On 5 September, the ENCODE project simultaneously published 30 research papers in three top journals: Nature, Genome Research and Genome Biology. Review articles have also been published in the journals Science, Cell and The Journal of Biological Chemistry. In other words, ENCODE is a big deal; a very, very big deal in fact.
But what exactly is ENCODE? Why are scientists getting so excited about it? And what on Earth does it have to do with computing anyway?
ENCODE stands for ‘The Encyclopedia of DNA Elements’; it’s basically the Human Genome Project 2.0. It seeks to move science beyond simply telling us what the human genome looks like to telling us how it works and this is what each part does. Achieving this has involved a team of 442 researchers from various scientific fields working for over a decade in labs across the globe. Collectively, they have produced 1,640 genome-wide data sets taken from experiments conducted on 147 different human cell types.
These data sets have, for the first time, comprehensively shown that over 80% of the human genome has a biochemical function*. And, Ewan Birney, the project’s Lead Analysis Coordinator, claims that this figure could end up being as high as 100% once further cell types have been studied. To put this into perspective, we know that only 1.5 % of the human genome actually codes for the production of proteins, so to find out what the rest does is hugely important.
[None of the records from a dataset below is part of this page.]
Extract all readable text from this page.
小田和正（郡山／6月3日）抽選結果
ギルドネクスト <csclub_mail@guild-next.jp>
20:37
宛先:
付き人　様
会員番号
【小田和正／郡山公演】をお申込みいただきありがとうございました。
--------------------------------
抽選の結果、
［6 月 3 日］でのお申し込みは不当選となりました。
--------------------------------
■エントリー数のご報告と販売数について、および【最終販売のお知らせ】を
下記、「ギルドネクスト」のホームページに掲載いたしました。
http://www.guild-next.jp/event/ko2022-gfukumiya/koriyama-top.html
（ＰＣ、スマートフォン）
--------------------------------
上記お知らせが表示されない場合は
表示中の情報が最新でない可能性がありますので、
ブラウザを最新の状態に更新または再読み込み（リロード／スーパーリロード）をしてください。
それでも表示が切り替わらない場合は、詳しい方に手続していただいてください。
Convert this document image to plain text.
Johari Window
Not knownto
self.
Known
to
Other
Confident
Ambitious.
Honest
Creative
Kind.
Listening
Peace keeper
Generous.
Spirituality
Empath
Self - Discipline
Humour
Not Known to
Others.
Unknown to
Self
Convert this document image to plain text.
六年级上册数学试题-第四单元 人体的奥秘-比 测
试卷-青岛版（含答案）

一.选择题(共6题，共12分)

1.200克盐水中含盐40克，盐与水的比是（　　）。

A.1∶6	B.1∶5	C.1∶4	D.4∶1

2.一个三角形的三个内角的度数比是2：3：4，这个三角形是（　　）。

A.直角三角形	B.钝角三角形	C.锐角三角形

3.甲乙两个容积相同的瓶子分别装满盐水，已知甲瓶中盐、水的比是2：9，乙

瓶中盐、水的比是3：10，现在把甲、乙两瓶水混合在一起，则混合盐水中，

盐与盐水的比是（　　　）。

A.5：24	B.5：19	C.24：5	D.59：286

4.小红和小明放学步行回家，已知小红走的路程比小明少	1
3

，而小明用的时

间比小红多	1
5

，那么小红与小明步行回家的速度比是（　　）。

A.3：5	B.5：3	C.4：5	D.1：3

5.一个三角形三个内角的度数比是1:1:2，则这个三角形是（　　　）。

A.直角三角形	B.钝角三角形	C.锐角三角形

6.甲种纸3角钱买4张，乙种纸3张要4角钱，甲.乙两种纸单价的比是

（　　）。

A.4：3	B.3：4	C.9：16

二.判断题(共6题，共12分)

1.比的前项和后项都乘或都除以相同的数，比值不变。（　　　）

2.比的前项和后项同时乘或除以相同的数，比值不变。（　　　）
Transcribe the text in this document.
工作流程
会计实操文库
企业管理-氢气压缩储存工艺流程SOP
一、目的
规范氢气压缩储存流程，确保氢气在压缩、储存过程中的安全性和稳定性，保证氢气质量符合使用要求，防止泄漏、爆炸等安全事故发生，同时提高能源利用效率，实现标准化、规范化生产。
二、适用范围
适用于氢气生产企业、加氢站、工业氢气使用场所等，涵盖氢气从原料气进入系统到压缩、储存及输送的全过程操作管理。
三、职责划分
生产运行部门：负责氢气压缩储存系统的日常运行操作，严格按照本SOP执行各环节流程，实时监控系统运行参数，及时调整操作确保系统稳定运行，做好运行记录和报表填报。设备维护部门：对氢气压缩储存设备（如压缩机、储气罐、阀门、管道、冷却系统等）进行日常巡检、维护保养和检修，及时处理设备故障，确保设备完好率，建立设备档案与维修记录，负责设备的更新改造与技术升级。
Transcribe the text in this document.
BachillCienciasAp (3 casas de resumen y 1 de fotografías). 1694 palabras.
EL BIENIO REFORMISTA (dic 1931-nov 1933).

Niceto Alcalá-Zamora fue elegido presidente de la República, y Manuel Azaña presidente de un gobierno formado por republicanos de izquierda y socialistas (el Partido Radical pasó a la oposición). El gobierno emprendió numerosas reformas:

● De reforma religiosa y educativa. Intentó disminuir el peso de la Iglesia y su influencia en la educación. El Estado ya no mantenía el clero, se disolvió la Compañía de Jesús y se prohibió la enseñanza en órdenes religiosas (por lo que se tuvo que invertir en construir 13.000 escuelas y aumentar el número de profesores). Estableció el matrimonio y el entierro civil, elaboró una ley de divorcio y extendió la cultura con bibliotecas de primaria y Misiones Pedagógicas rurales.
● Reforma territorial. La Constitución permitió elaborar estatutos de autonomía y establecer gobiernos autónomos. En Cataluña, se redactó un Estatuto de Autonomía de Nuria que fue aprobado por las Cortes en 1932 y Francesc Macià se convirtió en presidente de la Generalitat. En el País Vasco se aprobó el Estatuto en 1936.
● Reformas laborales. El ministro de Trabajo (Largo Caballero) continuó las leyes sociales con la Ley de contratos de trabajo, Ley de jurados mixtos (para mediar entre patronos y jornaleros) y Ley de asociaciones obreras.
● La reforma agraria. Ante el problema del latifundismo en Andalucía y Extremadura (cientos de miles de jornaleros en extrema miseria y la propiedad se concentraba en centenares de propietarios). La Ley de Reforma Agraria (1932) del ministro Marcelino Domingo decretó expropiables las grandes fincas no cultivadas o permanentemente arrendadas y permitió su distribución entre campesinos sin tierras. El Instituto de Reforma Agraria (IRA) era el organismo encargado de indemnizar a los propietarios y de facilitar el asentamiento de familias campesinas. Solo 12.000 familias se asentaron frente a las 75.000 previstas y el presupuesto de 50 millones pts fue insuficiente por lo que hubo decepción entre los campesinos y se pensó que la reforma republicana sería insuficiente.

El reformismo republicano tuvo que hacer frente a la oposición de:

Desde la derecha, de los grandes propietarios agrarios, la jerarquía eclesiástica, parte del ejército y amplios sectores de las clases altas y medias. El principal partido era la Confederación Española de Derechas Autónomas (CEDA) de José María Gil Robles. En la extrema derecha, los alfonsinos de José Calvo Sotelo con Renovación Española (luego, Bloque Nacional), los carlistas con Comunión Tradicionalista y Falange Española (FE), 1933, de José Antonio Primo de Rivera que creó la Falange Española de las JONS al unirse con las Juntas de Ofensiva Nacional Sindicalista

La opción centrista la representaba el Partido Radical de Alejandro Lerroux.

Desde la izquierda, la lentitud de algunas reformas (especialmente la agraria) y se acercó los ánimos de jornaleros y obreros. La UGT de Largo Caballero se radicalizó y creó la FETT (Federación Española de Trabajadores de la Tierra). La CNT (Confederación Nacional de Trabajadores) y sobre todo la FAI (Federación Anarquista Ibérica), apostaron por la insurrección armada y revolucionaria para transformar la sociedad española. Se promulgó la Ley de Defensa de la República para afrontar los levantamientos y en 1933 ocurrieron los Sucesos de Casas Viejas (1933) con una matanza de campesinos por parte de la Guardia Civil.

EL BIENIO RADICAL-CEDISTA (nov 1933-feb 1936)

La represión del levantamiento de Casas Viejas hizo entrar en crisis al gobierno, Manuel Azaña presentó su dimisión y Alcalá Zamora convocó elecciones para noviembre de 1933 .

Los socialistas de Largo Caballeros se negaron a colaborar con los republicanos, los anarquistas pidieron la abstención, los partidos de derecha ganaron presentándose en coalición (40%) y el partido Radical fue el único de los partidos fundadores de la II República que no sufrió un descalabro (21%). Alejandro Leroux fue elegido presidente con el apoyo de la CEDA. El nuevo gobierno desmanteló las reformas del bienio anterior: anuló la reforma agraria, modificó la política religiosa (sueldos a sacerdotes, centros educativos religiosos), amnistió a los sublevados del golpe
ENCODE not only shows us that the rest of the genome does actually do something, thus dealing a major blow to the theory that a large portion of our genome is ‘junk DNA’, but it also shows us what it is exactly that each part does, for example: acting as switches to turn genes on or off, influencing the activity of genes (often over great distances), or altering the way in which DNA is folded and packaged.
Of course, finding all of this out required a staggering amount of data. While DNA may only be made up of a simple four-letter code, the sheer amount of genetic material studied meant that the ENCODE project nevertheless needed some serious computing muscle. In total, the project generated over 15 trillion bytes of raw data, requiring the equivalent of more than 300 years of computer time to analyze. If one were to attempt to print this to paper, even at a resolution as high as 1,000 base pairs per square centimeter, the resultant printout would stretch 16 meters high and at least 30 kilometers long.
To overcome the problems associated with analysis of such a large dataset, William Noble, an expert on machine learning from the University of Washington, led a team which designed artificial intelligence programs to analyze the ENCODE data. These computer programs are able learn, recognize patterns, and organize information into categories understandable to scientists. The computer center at the University of Washington is a major contributor to the ENCODE project, analyzing over four petabytes of genomic data a year.
However, the most exciting data innovation of the ENCODE project is undoubtedly its ‘virtual machine’. Not content with merely providing an online portal where raw data from the project is available, the ENCODE team created a freely available virtual machine. By running this virtual machine on a cloud computing service, anyone can – at least in theory – verify the project’s findings by exactly repeating the analysis steps carried out in the original research. “You can absolutely replay step by step what we did to get to the figure,” says Birney. Writing on his blog, he adds: “I believe this virtual machine substantially increases the transparency of this data-intensive science, and that we should produce virtual machines in the future for all data-intensive papers… think of this a bit like the ultimate materials and methods section of the paper.”
* Please note: The researchers’ definition of what exactly it means to be functional has come in for heavy criticism from a variety of quarters. A thorough summary of this controversy can be found over on Brendan Maher’s Nature blog.